Hal yang menetap itu di antaranya adalah dorongan untuk menulis padahal enggak punya bakat. Malah pada semester akhir kelas tiga saya pernah mendeklarasikan diri untuk tidak akan pernah menjadi novelis. Gara-garanya, waktu itu saya suka berkunjung ke forum diskusi Indosiar di internet, khususnya bagian “Pulau Penulis”, di mana saya menemukan ada banyak orang lainnya yang ternyata punya aspirasi yang sama bahkan pada hebat-hebat dalam kemampuan, pengetahuan, pengalaman, dan sebagai-bagainya. Saya pun jadi minder. Bahkan saya yang sekarang pun mengakui bahwa ide-ide saya pada waktu itu tidaklah istimewa (bahkan yang belakangan pun tidak!). Kerap kali saya terpikat oleh ide-ide saya sendiri yang padahal biasa-biasa saja itu, mencoba menuliskannya, hanya untuk mendapati bahwa narasi saya ternyata datar dan membosankan. Ide tidak menarik + narasi garing = combo yang tidak menjanjikan. Itu 2005 ke bawah; setelah beberapa tahun menempa diri dengan menulis cerpen sebulan sekali serta novel setahun sekali ditambah posting-posting panjang di blog kapan pun pengin dan pastinya berusaha membaca sebanyak-banyaknya buku dengan mewajibkan diri membuat review sesudahnya, barulah pada 2012 ke atas saya berhasil setidaknya membungkus ide-ide nan semenjana itu dalam narasi dengan gaya yang mengasyikkan (setidaknya bagi diri saya sendiri) tapi itu pun saya tidak mampu mempertahankannya lama-lama dan sekarang kembali menghasilkan kejemuan.

Tidak ada guna menuliskannya, tidak akan ada yang tertarik membacanya. Namun besoknya saya kedatangan ide baru, menulis kembali mencokoli pikiran saya. Selalu demikian selama hampir dua dekade berikutnya, saya telah menulis berkardus-kardus catatan harian dan coretan lainnya, ratusan posting di blog, ratusan judul terjemahan, ratusan review buku, seratusan cerpen, dan belasan novel, terus dalam pembuktian bahwa saya memang tidak mampu menghasilkan sesuatu yang layak dihargai. Hanya mampu menghasilkan kuantitas tanpa diiringi kualitas yang dapat bermanfaat bagi khayalak. Kebiasaan buruk ini sungguh membuang waktu dan mengalihkan kenyataan yang sulit sekali diperbaiki ataupun dihentikan.

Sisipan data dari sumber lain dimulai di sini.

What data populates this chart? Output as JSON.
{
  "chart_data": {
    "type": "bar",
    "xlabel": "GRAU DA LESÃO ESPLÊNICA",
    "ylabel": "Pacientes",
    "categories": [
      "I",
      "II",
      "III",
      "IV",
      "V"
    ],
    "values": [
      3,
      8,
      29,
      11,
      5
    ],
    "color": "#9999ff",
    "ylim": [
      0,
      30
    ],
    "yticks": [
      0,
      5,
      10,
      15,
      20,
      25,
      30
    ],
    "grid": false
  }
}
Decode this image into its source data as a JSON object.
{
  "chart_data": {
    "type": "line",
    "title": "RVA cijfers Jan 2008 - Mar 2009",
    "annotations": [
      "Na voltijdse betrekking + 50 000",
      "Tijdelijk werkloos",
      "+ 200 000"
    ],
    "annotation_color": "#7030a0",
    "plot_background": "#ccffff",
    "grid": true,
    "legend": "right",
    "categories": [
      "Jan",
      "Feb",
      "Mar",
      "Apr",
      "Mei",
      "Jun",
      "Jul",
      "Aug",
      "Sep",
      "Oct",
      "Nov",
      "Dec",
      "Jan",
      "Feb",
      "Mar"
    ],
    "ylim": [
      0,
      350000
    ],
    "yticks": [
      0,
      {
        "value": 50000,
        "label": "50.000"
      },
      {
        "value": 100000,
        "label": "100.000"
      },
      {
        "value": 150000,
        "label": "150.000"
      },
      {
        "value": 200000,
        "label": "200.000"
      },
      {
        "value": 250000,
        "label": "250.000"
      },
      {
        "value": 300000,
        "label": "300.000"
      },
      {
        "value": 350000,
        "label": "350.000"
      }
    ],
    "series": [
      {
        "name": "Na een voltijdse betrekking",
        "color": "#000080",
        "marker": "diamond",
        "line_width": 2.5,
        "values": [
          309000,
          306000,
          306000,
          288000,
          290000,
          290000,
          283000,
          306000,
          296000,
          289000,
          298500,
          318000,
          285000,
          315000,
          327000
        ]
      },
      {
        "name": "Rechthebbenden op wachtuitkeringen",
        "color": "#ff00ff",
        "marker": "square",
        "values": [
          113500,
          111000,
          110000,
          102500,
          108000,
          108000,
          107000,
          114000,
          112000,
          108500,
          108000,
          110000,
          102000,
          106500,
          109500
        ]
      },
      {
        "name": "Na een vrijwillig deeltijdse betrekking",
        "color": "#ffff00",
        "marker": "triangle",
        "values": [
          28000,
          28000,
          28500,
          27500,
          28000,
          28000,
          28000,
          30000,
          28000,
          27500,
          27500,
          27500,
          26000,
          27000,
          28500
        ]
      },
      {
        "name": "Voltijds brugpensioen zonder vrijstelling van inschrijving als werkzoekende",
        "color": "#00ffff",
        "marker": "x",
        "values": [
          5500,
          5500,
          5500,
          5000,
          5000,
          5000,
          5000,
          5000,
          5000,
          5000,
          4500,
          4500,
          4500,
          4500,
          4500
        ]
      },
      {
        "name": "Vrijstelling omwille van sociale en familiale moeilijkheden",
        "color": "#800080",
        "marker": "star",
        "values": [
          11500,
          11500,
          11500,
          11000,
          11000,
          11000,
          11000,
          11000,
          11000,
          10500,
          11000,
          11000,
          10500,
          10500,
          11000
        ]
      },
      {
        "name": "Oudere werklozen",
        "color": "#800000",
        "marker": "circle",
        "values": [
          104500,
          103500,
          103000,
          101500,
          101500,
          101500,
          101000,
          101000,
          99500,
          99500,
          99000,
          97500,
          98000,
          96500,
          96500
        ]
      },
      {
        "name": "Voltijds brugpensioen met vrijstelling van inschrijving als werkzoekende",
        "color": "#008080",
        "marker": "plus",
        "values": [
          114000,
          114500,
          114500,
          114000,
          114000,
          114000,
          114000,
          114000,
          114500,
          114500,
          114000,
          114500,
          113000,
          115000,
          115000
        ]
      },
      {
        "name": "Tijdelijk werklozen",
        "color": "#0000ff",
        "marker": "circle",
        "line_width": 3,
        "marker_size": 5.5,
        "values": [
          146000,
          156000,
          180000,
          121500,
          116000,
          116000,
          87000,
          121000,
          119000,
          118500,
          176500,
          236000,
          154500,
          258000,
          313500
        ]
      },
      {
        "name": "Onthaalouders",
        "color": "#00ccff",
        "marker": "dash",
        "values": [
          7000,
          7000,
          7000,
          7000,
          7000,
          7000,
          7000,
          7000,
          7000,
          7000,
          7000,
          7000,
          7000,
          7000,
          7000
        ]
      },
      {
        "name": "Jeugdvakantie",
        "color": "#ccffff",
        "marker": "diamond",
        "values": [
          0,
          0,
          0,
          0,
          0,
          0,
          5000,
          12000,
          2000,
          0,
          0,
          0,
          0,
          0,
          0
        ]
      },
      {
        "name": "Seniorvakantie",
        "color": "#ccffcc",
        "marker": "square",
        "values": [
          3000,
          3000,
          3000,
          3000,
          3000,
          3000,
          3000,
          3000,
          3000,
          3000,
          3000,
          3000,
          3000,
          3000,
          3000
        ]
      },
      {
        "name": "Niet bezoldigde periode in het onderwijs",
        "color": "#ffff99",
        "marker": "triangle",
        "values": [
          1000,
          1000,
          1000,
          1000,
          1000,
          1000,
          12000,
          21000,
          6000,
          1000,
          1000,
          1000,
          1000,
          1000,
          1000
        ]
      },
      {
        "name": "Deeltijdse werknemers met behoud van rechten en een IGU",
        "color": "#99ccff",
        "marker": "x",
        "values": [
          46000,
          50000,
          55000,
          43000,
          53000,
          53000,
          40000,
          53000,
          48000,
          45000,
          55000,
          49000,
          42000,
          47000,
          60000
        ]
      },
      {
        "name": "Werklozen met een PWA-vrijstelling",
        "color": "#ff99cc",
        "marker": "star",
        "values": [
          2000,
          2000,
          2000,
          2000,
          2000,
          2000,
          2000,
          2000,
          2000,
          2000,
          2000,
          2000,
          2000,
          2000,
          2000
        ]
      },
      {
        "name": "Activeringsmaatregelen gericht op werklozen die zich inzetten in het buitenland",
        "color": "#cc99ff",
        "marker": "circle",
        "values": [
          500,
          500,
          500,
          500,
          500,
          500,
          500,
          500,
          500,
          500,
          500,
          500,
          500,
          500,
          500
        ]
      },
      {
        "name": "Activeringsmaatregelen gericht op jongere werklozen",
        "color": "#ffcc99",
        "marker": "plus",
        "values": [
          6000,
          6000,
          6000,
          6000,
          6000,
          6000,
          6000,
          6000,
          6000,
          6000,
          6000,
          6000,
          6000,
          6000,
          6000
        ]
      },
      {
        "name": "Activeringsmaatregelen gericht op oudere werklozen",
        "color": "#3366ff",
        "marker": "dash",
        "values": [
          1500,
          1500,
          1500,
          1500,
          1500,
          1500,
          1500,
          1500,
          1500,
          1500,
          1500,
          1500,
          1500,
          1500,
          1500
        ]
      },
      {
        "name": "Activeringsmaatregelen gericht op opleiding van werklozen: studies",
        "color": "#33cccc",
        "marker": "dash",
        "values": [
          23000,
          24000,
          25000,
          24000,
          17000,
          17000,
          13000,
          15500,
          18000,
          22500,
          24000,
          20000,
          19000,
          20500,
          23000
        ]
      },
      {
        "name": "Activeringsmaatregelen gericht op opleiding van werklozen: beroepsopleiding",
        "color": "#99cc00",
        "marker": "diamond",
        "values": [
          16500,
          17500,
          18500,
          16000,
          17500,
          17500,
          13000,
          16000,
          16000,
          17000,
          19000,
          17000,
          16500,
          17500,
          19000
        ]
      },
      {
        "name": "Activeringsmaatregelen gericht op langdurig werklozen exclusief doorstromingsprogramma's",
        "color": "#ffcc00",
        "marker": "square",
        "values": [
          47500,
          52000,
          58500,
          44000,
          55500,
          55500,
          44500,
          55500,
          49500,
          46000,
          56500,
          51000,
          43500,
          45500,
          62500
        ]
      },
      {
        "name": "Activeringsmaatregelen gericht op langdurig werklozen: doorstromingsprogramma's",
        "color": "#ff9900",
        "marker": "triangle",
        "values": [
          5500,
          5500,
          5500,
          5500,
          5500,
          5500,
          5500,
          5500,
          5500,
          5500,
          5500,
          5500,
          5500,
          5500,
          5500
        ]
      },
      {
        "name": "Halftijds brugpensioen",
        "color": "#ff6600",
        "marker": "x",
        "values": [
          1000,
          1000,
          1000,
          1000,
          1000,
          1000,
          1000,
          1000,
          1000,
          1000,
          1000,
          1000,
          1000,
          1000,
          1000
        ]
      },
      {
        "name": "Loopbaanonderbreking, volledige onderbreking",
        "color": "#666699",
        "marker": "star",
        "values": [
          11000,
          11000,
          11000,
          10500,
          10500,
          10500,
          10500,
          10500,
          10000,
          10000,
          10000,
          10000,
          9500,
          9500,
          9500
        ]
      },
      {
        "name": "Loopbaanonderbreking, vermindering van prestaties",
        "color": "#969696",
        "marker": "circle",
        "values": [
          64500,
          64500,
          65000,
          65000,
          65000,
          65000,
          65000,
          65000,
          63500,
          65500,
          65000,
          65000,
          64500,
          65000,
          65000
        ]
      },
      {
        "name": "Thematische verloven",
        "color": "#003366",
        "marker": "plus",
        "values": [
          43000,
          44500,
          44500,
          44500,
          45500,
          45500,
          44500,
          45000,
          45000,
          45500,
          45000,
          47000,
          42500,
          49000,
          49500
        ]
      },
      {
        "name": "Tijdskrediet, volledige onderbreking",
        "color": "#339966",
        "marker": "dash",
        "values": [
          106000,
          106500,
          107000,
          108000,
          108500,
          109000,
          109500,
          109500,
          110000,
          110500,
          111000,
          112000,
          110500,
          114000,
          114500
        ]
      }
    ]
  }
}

Bahkan sembari membaca dan menemukan bahwa sedari dulu saya sudah kesulitan untuk bersaing dengan sesama penulis aspiran yang lebih kompeten, lebih imajinatif, lebih sociable, lebih good looking, dan sebagai-bagainya itu, saya masih bisa-bisanya kepikiran bahwa diary SMP ini sesungguhnya punya potensi buat diadaptasi menjadi suatu serial slice of life. Soalnya, ada transformasi dari yang tadinya seorang gadis pitifully depressive menjadi kombinasi antara drama queen dan wimpy kid yang bikin geli, dari seorang sasaran bully menjadi siswi yang diselamati guru-guru karena tulisannya dimuat di Pikiran Rakyat dan jadi juara UN (dan kini saya berharap hidup saya berhenti sampai di situ saja karena nikmat apa pun yang kamu dapatkan, IT’S A TRAP atau kata anak zaman sekarang mah JEBAKAN BETMEN).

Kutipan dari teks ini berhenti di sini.